Il sorriso più mesto è quello del pallanuotista Stefano Luongo, chiavarese, 31 anni, campione mondiale in carica (Kwangju, Corea del Sud 2019) che pensava alla sua prima convocazione olimpica di poter almeno bissare il suo argento europeo di 11 anni fa. Anche se nel team azzurro erano in molti a pensare che si potesse fare meglio che a Londra 2012 (argento) e Rio 2016 (bronzo), ossia tornare a vincere l’Olimpiade dopo il successo da leggenda di Barcellona 1992. L’Italia di Sandro Campagna era un misto di giovani e di esperti, tra essi Luongo che aveva riconquistato un posto da titolare dopo una rincorsa durata nove anni.
Quasi lo stesso percorso per il recchelino Niccolò Figari, 33 anni, che arrivò assieme a Luongo, che venne scartato e poi riammesso proprio in tempo per i Mondiali di Shangai 2011. Il titolo iridato non gli bastò per essere convocato per Londra 2012. Assente anche da Rio 2016, tornò nel giro azzurro in tempo per la spedizione in Corea del Sud che due anni fa fruttò il secondo oro iridato.

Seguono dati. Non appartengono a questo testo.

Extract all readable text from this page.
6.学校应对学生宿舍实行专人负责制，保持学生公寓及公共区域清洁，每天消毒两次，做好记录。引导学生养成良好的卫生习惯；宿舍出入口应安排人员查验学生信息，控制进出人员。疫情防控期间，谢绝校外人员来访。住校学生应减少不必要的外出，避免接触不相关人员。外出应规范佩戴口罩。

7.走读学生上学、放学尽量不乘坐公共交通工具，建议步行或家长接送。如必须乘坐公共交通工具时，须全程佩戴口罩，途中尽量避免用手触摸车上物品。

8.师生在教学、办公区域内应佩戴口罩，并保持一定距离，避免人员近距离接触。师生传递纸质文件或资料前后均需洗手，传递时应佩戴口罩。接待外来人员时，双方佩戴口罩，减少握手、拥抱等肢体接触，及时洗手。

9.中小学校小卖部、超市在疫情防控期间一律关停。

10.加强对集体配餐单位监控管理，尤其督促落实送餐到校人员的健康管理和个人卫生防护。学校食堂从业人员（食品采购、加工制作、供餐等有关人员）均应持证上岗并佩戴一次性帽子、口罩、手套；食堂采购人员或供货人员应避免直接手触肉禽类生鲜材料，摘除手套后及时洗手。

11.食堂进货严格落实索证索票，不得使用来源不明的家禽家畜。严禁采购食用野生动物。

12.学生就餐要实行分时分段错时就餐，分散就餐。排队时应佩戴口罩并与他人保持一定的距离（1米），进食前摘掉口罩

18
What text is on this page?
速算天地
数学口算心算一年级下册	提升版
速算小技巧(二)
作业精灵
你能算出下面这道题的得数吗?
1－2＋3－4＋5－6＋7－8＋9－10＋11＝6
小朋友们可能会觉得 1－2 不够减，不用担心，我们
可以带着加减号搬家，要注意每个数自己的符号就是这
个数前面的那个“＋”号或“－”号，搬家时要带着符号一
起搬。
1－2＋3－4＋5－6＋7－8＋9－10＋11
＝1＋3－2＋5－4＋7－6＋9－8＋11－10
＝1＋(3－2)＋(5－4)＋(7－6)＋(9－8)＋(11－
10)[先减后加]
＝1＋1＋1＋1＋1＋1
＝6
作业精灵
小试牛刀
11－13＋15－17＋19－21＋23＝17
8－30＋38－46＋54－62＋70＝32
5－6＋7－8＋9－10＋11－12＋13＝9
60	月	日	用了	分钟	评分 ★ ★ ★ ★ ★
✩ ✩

Rimasto nel giro azzurro, anche per lui l’esordio olimpico è stato quanto mai amaro. È andato quasi tutto storto. Nel girone eliminatorio pareggi con Ungheria e Grecia, vittoria miracolosa sugli Usa (12-11), vittorie facili su Giappone e Sudafrica. Italia seconda nella poule trovava la quarta dell’altro raggruppamento, che era a sorpresa la Serbia. L’impatto con il team campione olimpico in carico si rivelava devastante. Una sconfitta senza appello, 10-6, che estromette gli azzurri dal giro medaglie. Sconfitti anche dagli Usa (7-6) e vincitori per il rotto della cuffia del Montenegro (18-17 ai rigori) gli uomini di Campagna dovevano accontentarsi del settimo posto. E le parole del C.t. a fine torneo fanno presagire cambiamenti radicali in vista di Parigi 2024. Eppure Stefano e Niccolò non intendono darsi per vinti. L’età non è un problema. In fin dei conti molti dei campionissimi serbi, vincitori poi dell’oro, hanno 34-35 anni, l’età che i due atleti del Levante avranno al prossimo ‘giro’ a cinque cerchi. Il discorso vale a maggior ragione anche per Alberto e Giacomo: quello che il Sol Levante non ha portato potrà arrivare sotto la Tour Eiffel?